Still, being a solo hiker/summiter means I’m often the only one who knows my experiences, so I do my best to document them as accurately as possible. I’m human, and I’m not perfect. I miss the photo sometimes, I don’t always see things I should, and yes, sometimes I miss the summit. However, when these unfortunate mishaps occur I blog about what happened accurately and honestly, even if it makes me look bad. I’ve taken wrong turns, forgotten important gear, and turned back on summits more times than I can count. But if I wanted to, I could go back, read my blogs and list them all off because I’ve documented each and every one of them.
In the end, if you do have questions about people’s claims, ask yourself, “Why question them in a public setting?” Could it be solved by sending them a private message and getting your questions answered directly, allowing you both to save face? Why call someone out in a public forum?
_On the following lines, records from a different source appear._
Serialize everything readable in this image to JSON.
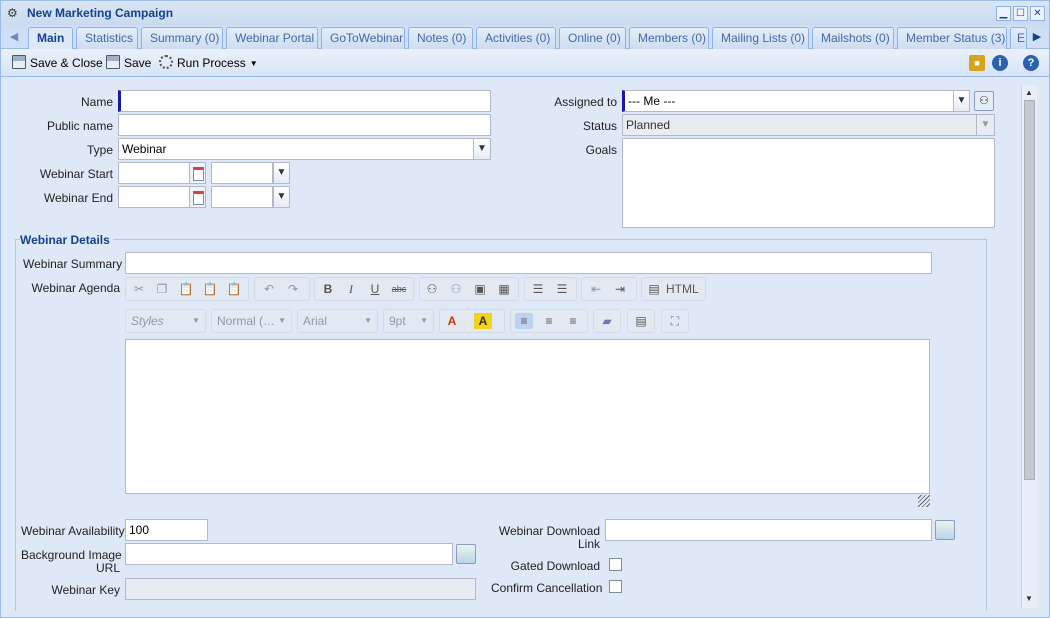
{
  "window": {
    "title": "New Marketing Campaign",
    "controls": {
      "minimize": "▁",
      "maximize": "☐",
      "close": "✕"
    }
  },
  "tabs": [
    {
      "label": "Main",
      "active": true
    },
    {
      "label": "Statistics"
    },
    {
      "label": "Summary (0)"
    },
    {
      "label": "Webinar Portal"
    },
    {
      "label": "GoToWebinar"
    },
    {
      "label": "Notes (0)"
    },
    {
      "label": "Activities (0)"
    },
    {
      "label": "Online (0)"
    },
    {
      "label": "Members (0)"
    },
    {
      "label": "Mailing Lists (0)"
    },
    {
      "label": "Mailshots (0)"
    },
    {
      "label": "Member Status (3)"
    },
    {
      "label": "E"
    }
  ],
  "toolbar": {
    "save_close": "Save & Close",
    "save": "Save",
    "run_process": "Run Process",
    "info_icon": "i",
    "help_icon": "?"
  },
  "form": {
    "name_label": "Name",
    "name_value": "",
    "public_name_label": "Public name",
    "public_name_value": "",
    "type_label": "Type",
    "type_value": "Webinar",
    "webinar_start_label": "Webinar Start",
    "webinar_end_label": "Webinar End",
    "assigned_to_label": "Assigned to",
    "assigned_to_value": "--- Me ---",
    "status_label": "Status",
    "status_value": "Planned",
    "goals_label": "Goals"
  },
  "webinar": {
    "section_title": "Webinar Details",
    "summary_label": "Webinar Summary",
    "agenda_label": "Webinar Agenda",
    "editor": {
      "html_label": "HTML",
      "styles_placeholder": "Styles",
      "format_value": "Normal (…",
      "font_value": "Arial",
      "size_value": "9pt"
    },
    "availability_label": "Webinar Availability",
    "availability_value": "100",
    "background_image_label_1": "Background Image",
    "background_image_label_2": "URL",
    "webinar_key_label": "Webinar Key",
    "download_link_label_1": "Webinar Download",
    "download_link_label_2": "Link",
    "gated_download_label": "Gated Download",
    "confirm_cancellation_label": "Confirm Cancellation"
  }
}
Still, before you post/comment/etc., ask yourself: Would you ever purposefully ridicule someone in person? If not, then why do it online? If so, you might need to reevaluate your interpersonal communication skills.
For anyone wanting specific clarifications of my accomplishments, discussions of my data, GPS, or photos, I’d be more than happy to connect with you; Happy Hours are my favorite!
Life isn’t a competition: I hope we all win.